Gender, Producitivity, and Prestige in Computer Science Faculty Hiring Networks". This study tried to investigate why women are not participating in computer science. He mentioned that there are conflicting results. Universities have a 2-to-1 preference for female faculty applicants, but at the same time there is a bias favoring male students. They developed a framework for modeling faculty hiring networks using a combination of CVs, social media profiles, and other sources on a subset of people currently going through the tenure process. The model shows that gender bias is not uniformly, systematically affecting all hires in the same way and that the top institutions fight over a small group of people. Women are a limited resource in this market and some institutions are better at competing for them. The result is that accounting for gender does not help predict faculty placement, leading them to conclude that the effects of gender are counted for by other factors, such as publishing or post-doctoral training rates or the fact that some institutions appear to be better at hiring women than others. The model predicts that men and women will be hired at equal rates in Computer Science by the 2070s.
Social
Of course, I did not merely enjoy the presentations and posters. Among the Monday night SAVE-SD dinner, the Thursday night Gala, and lunch each day, I took the opportunity to acquaint myself with many field experts. Google, Yahoo!, and Microsoft were also there looking to discuss data sharing, collaboration, and employment opportunities.

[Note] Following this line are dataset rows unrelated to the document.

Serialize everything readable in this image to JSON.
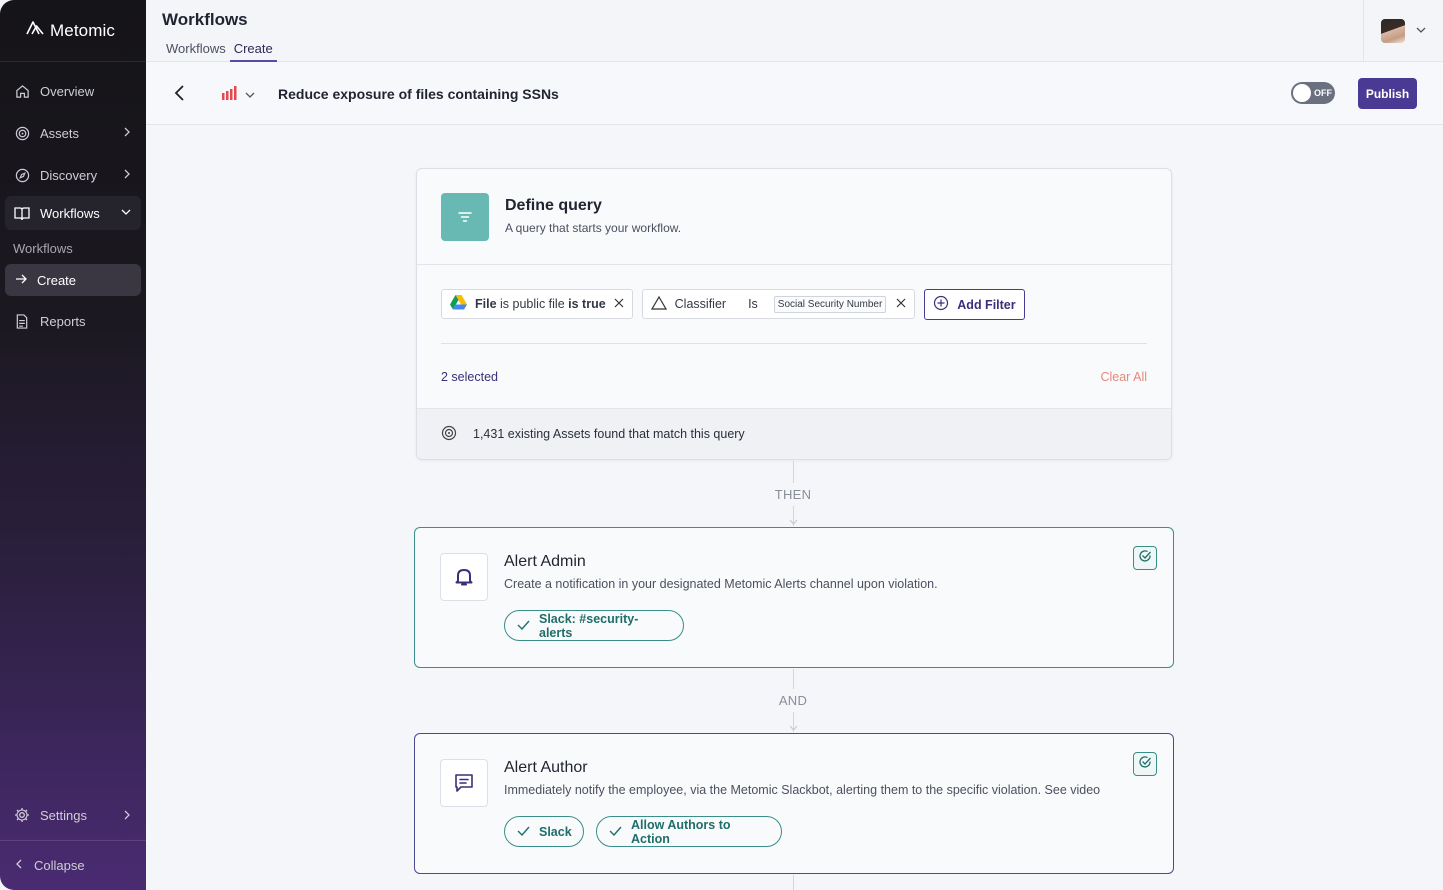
{
  "app": {
    "brand": "Metomic"
  },
  "sidebar": {
    "items": [
      {
        "label": "Overview",
        "icon": "home-icon"
      },
      {
        "label": "Assets",
        "icon": "target-icon"
      },
      {
        "label": "Discovery",
        "icon": "compass-icon"
      },
      {
        "label": "Workflows",
        "icon": "book-icon"
      },
      {
        "label": "Reports",
        "icon": "document-icon"
      }
    ],
    "workflow_sub": [
      "Workflows",
      "Create"
    ],
    "settings_label": "Settings",
    "collapse_label": "Collapse"
  },
  "topbar": {
    "title": "Workflows",
    "tabs": [
      "Workflows",
      "Create"
    ],
    "active_tab": "Create"
  },
  "workflow": {
    "title": "Reduce exposure of files containing SSNs",
    "toggle_label": "OFF",
    "toggle_on": false,
    "publish_label": "Publish",
    "severity_color": "#e5484d"
  },
  "query": {
    "title": "Define query",
    "description": "A query that starts your workflow.",
    "filter1": {
      "field": "File",
      "middle": "is public file",
      "value": "is true"
    },
    "filter2": {
      "field": "Classifier",
      "op": "Is",
      "value": "Social Security Number"
    },
    "add_filter_label": "Add Filter",
    "selected_text": "2 selected",
    "clear_label": "Clear All",
    "footer_text": "1,431 existing Assets found that match this query"
  },
  "connectors": {
    "then": "THEN",
    "and": "AND"
  },
  "actions": [
    {
      "title": "Alert Admin",
      "description": "Create a notification in your designated Metomic Alerts channel upon violation.",
      "chips": [
        "Slack: #security-alerts"
      ]
    },
    {
      "title": "Alert Author",
      "description": "Immediately notify the employee, via the Metomic Slackbot, alerting them to the specific violation. See video",
      "chips": [
        "Slack",
        "Allow Authors to Action"
      ]
    }
  ],
  "colors": {
    "accent": "#4b3a94",
    "teal": "#3a8e8a",
    "query_icon_bg": "#68b8b3"
  }
}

I always had lunch company thanks to the efforts of
Erik Wilde,
Michael Nolting,
Roland Gülle, Eike Von Seggern,
Francesco Osborne, Bahar Sateli, Angelo Salatino,
Marc Spaniol, Jannik Strötgen,
Erdal Kuzey, Matthias Steinbauer, Julia Stoyanovich,
Jan Jones, and more.
Furthermore, the Gala introduced me to other attendees, like
Chris LaRoche, Marc-Olivier Lamothe,
Ashutosh Dhekne,
Mensah Alkebu-Lan,
Salman Hooshmand,
Li'ang Yin,
Alex Jeongwoo Oh,
Graham Klyne, and Lukas Eberhard. Takeru Yokoi introduced me to
Keiko Yokoi from the
University of Tokyo who was familiar with many aspects of digital libraries and quite interested in Memento. I also had a fascinating discussion about Memento and the Semantic Web with
Michel Gagnon and
Ian Horricks, who suggested I read "
Introduction to Description Logic" to understand more of the concepts behind the semantic web and artificial intelligence.
In Conclusion
As my first academic conference, the WWW 2016 conference was an excellent experience, bringing me in touch with paragons on the forefront of web research. I now have a much better understanding of where we are in the many aspects of the web and scholarly communications.
Even as we left the conference and said our goodbyes, I knew that many of us had been encouraged to create a more open, secure, available, and decentralized web.